Publications
My Publications - NASA ADS Library
Research
I am studying galaxy formation using numerical simulations. My research field ranges from the scale of interstellar medium to the large-scale structure of the universe.
Cosmological Hydrodynamical Simulations (Oku and Nagamine submitted)
Visit CROCODILE simulation homepage for more information.
In our paper “Osaka Feedback Model III: Cosmological Simulation CROCODILE”, we updated our supernova feedback model developed in Oku et al. (2022) and performed a suite of full-box cosmological simulations CROCODILE (Cosmological hydROdynamical simulation of struCture fOrmation and feeDback physIcs in gaLaxy Evolution), named in homage to Osaka University’s official mascot, Dr. Wani, a crocodile. Our CROCODILE simulation is executed using GADGET4-Osaka SPH code and incorpolates feedback from supernova (SN) and active galactic nuclei (AGN). A key innovation in our SN feedback model is the integration of a metallicity- and redshift-dependent, top-heavy IMF, which enables a higher energy injection rate per unit stellar mass formed at high redshift.
In the paper, we show that our CROCODILE simulation reproduces the observed galaxy stellar mass function (GSMF) and investigate the impact of SN and AGN feedback on the metal enrichment of the intergalactic medium (IGM). The movie below shows the density-weighted metallicity projection of the CROCODILE simulation. We find that the SN feedback is a key driver in the chemical enrichment of the IGM. Additionally, the AGN feedback creates metal-rich, bipolar outflows that extend and enrich the CGM and IGM over a few Mpc scales.
Modeling Supernova Feedback (Oku et al. 2022)
In our paper “Osaka Feedback Model II: Modeling Supernova Feedback Based on High-Resolution Simulations”, I worked on modeling the supernova feedback for galaxy simulations. We studied the momentum of superbubbles formed by multiple supernovae, and applied it to our feedback model. We modeled both kinetic and thermal feedback effects by supernovae, which is necessary to reproduce the two key roles of the supernova feedback: regulating local star formation and driving the galactic wind.

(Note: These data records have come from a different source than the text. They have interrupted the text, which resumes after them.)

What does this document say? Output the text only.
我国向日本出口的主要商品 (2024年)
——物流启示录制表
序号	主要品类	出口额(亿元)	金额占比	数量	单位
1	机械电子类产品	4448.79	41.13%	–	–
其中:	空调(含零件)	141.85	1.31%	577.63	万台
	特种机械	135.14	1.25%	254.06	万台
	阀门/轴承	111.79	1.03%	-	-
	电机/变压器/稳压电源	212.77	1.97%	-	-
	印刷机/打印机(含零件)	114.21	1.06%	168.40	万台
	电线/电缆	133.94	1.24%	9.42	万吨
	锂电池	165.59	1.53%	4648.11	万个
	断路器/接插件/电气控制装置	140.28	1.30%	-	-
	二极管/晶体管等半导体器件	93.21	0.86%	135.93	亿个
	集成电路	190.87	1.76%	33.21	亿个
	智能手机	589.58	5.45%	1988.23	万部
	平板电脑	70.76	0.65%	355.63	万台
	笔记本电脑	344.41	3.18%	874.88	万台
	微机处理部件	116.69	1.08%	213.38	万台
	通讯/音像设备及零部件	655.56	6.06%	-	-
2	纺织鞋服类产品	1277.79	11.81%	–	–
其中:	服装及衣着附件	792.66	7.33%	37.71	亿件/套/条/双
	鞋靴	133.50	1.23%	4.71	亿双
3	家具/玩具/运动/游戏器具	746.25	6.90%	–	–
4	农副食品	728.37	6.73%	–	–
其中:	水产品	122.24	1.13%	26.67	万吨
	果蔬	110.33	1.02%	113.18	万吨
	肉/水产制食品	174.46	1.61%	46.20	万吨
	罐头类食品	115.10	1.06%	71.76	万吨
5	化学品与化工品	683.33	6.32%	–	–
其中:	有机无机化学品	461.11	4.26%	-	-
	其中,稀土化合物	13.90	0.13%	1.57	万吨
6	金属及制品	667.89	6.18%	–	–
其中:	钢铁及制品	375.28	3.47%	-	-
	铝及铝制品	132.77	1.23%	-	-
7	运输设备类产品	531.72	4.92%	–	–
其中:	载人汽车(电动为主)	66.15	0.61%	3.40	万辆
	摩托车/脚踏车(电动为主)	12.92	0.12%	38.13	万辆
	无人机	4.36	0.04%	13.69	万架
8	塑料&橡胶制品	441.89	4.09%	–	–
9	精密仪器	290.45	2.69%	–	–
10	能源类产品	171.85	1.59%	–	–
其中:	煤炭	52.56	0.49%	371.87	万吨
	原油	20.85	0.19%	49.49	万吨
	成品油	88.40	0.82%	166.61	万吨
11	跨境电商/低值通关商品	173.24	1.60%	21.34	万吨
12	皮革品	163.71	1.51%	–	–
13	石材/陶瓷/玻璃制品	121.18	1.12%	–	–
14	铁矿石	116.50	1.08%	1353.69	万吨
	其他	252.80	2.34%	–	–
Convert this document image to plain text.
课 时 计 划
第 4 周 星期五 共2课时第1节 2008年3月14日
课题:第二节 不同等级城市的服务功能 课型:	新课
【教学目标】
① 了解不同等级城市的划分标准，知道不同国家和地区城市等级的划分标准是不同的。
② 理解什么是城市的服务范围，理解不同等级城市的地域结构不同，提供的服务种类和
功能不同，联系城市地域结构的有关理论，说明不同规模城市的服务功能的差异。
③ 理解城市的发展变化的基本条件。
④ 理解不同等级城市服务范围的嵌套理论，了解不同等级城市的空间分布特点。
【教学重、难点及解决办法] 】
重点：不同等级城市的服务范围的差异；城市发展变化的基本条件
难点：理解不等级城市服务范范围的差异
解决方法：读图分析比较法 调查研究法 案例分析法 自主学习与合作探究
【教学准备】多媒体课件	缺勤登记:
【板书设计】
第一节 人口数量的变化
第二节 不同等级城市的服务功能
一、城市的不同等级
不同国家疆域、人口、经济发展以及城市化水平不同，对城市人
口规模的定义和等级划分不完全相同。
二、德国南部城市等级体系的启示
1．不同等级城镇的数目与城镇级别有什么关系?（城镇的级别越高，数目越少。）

The video below shows the density-weighted gas density, temperature, and metallicity of five isolated galaxies simulated with different stellar feedback models in face-on view. The Fiducial run includes both kinetic and thermal feedback models. We use a stochastic thermal feedback model to reproduce the hot bubbles by supernovae, and we see bright points in the temperature plot. The Non-stochastic run also includes both kinetic and thermal feedback, but thermal feedback is not stochastic. Such a simple “thermal bomb” is known to be subjected to the “overcooling problem” due to the lack of the resolution to resolve the cooling mass. The SNII-kinetic and SNII-thermal runs are simulations with only kinetic and thermal feedback from Type II supernovae, and NoFB run is a simulation without feedback. In runs with kinetic feedback (Fidicial, Non-stochastic, and SNII-kinetic), the turbulence driven by kinetic feedback maintains their gas disks against gravitational collapse while the other galaxies become clumpy.